Isn’t it strange how much easier it is for people to believe in doom and gloom than in positive steps in the right direction? There have been many times in my personal and professional life that I have seen people transformed when they start to look at the world through new eyes.
This past week, at the Parliamentary portfolio Committee on Health, I was reminded again how our health system is being transformed and that we need to see it through new eyes.
I would be the first to agree that there are still huge obstacles to be overcome, but, as Confucius said: “The man who removes a mountain begins by carrying away small stones”.
So what are those “mountains”?
The four outputs required from the health sector in terms of the NSDA 2010-2014 are:
- Increased Life Expectancy;
- Reduction in Maternal and Child Mortality Rates;
- Combating HIV and AIDS and decreasing the burden of diseases from Tuberculosis; and
- Strengthening Health System Effectiveness.
So what are those “small stones”?
In terms of life expectancy, the targets posted for 2014 had all been exceed by 2011, with average life expectancy up from 56.5 years to 60 years. The under-five mortality rate shows improvement too, with 42 deaths per 1000 live births in 2011, compared to 56 in 2009.
In terms of health planning and systems enablement, ten pilot sites for NHI were identified and publicly launched. KZN identified an additional NHI pilot site.

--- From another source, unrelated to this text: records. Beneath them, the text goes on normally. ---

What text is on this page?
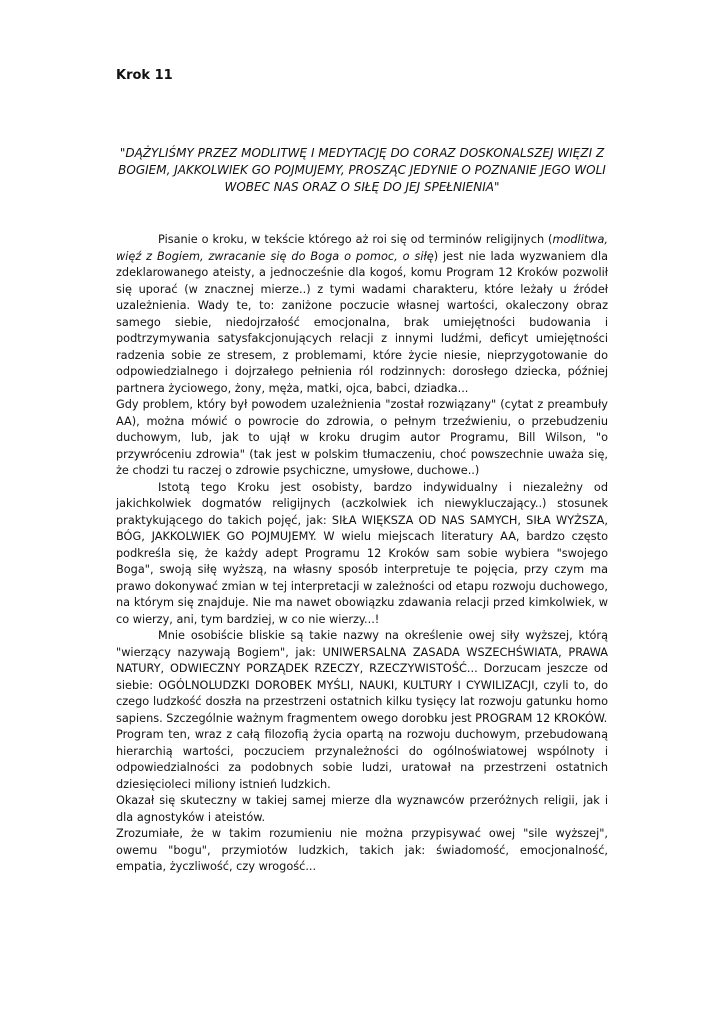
Krok 11

"DĄŻYLIŚMY PRZEZ MODLITWĘ I MEDYTACJĘ DO CORAZ DOSKONALSZEJ WIĘZI Z BOGIEM, JAKKOLWIEK GO POJMUJEMY, PROSZĄC JEDYNIE O POZNANIE JEGO WOLI WOBEC NAS ORAZ O SIŁĘ DO JEJ SPEŁNIENIA"

Pisanie o kroku, w tekście którego aż roi się od terminów religijnych (modlitwa, więź z Bogiem, zwracanie się do Boga o pomoc, o siłę) jest nie lada wyzwaniem dla zdeklarowanego ateisty, a jednocześnie dla kogoś, komu Program 12 Kroków pozwolił się uporać (w znacznej mierze..) z tymi wadami charakteru, które leżały u źródeł uzależnienia. Wady te, to: zaniżone poczucie własnej wartości, okaleczony obraz samego siebie, niedojrzałość emocjonalna, brak umiejętności budowania i podtrzymywania satysfakcjonujących relacji z innymi ludźmi, deficyt umiejętności radzenia sobie ze stresem, z problemami, które życie niesie, nieprzygotowanie do odpowiedzialnego i dojrzałego pełnienia ról rodzinnych: dorosłego dziecka, później partnera życiowego, żony, męża, matki, ojca, babci, dziadka...

Gdy problem, który był powodem uzależnienia "został rozwiązany" (cytat z preambuły AA), można mówić o powrocie do zdrowia, o pełnym trzeźwieniu, o przebudzeniu duchowym, lub, jak to ujął w kroku drugim autor Programu, Bill Wilson, "o przywróceniu zdrowia" (tak jest w polskim tłumaczeniu, choć powszechnie uważa się, że chodzi tu raczej o zdrowie psychiczne, umysłowe, duchowe..)

Istotą tego Kroku jest osobisty, bardzo indywidualny i niezależny od jakichkolwiek dogmatów religijnych (aczkolwiek ich niewykluczający..) stosunek praktykującego do takich pojęć, jak: SIŁA WIĘKSZA OD NAS SAMYCH, SIŁA WYŻSZA, BÓG, JAKKOLWIEK GO POJMUJEMY. W wielu miejscach literatury AA, bardzo często podkreśla się, że każdy adept Programu 12 Kroków sam sobie wybiera "swojego Boga", swoją siłę wyższą, na własny sposób interpretuje te pojęcia, przy czym ma prawo dokonywać zmian w tej interpretacji w zależności od etapu rozwoju duchowego, na którym się znajduje. Nie ma nawet obowiązku zdawania relacji przed kimkolwiek, w co wierzy, ani, tym bardziej, w co nie wierzy...!

Mnie osobiście bliskie są takie nazwy na określenie owej siły wyższej, którą "wierzący nazywają Bogiem", jak: UNIWERSALNA ZASADA WSZECHŚWIATA, PRAWA NATURY, ODWIECZNY PORZĄDEK RZECZY, RZECZYWISTOŚĆ... Dorzucam jeszcze od siebie: OGÓLNOLUDZKI DOROBEK MYŚLI, NAUKI, KULTURY I CYWILIZACJI, czyli to, do czego ludzkość doszła na przestrzeni ostatnich kilku tysięcy lat rozwoju gatunku homo sapiens. Szczególnie ważnym fragmentem owego dorobku jest PROGRAM 12 KROKÓW.

Program ten, wraz z całą filozofią życia opartą na rozwoju duchowym, przebudowaną hierarchią wartości, poczuciem przynależności do ogólnoświatowej wspólnoty i odpowiedzialności za podobnych sobie ludzi, uratował na przestrzeni ostatnich dziesięcioleci miliony istnień ludzkich.

Okazał się skuteczny w takiej samej mierze dla wyznawców przeróżnych religii, jak i dla agnostyków i ateistów.

Zrozumiałe, że w takim rozumieniu nie można przypisywać owej "sile wyższej", owemu "bogu", przymiotów ludzkich, takich jak: świadomość, emocjonalność, empatia, życzliwość, czy wrogość...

The NHI Conditional Grant Framework was approved by National Treasury which means that additional NHI pilot sites will be launched.
In terms of HIV & AIDS, turberculosis and maternal, child and women’s health, a total of 617,147 new patients were put on Antiretroviral Treatment in 2011/12, compared to 418,677 in 2010/11. An encouraging 9,6 million South Africans accepted HIV Testing in 2011/12 which means that 20,2 million people have undergone HIV Testing since the launch of the HCT campaign in April 2010. A total of 6,353,000 female condoms were distributed, which exceeded the target of 6million.
In terms of improving child health, a national immunisation coverage rate (under 1 year) of 95,2% was achieved, against a target of 95%.
When it comes to HIV and Aids testing, 4% of babies tested PCR positive 6 weeks after birth (out of all babies tested), which reflects very good performance when compared to the target of 7,5%. A Medical Research Council PMTCT survey reflected a transmission rate of 3,5%.
The target of 60% of mothers and babies receiving post natal care within six days of delivery was almost achieved, with 56,9% of mothers and 57,8% babies receiving care.
In terms of primary health care services (PHC) a PHC utilisation rate of 2,5 visits per person was achieved in 2011/12, against a target of 2,6 visits per person. Vitamin A supplementation coverage rate among children aged 12-59 months was 43%, which exceeded the target of 40%. A total of 337 ward-based PHC Teams were established, which way exceeded the target of 54 teams.
As you can see, that mountain is getting smaller. The work is beginning to pay off, and I am encouraged.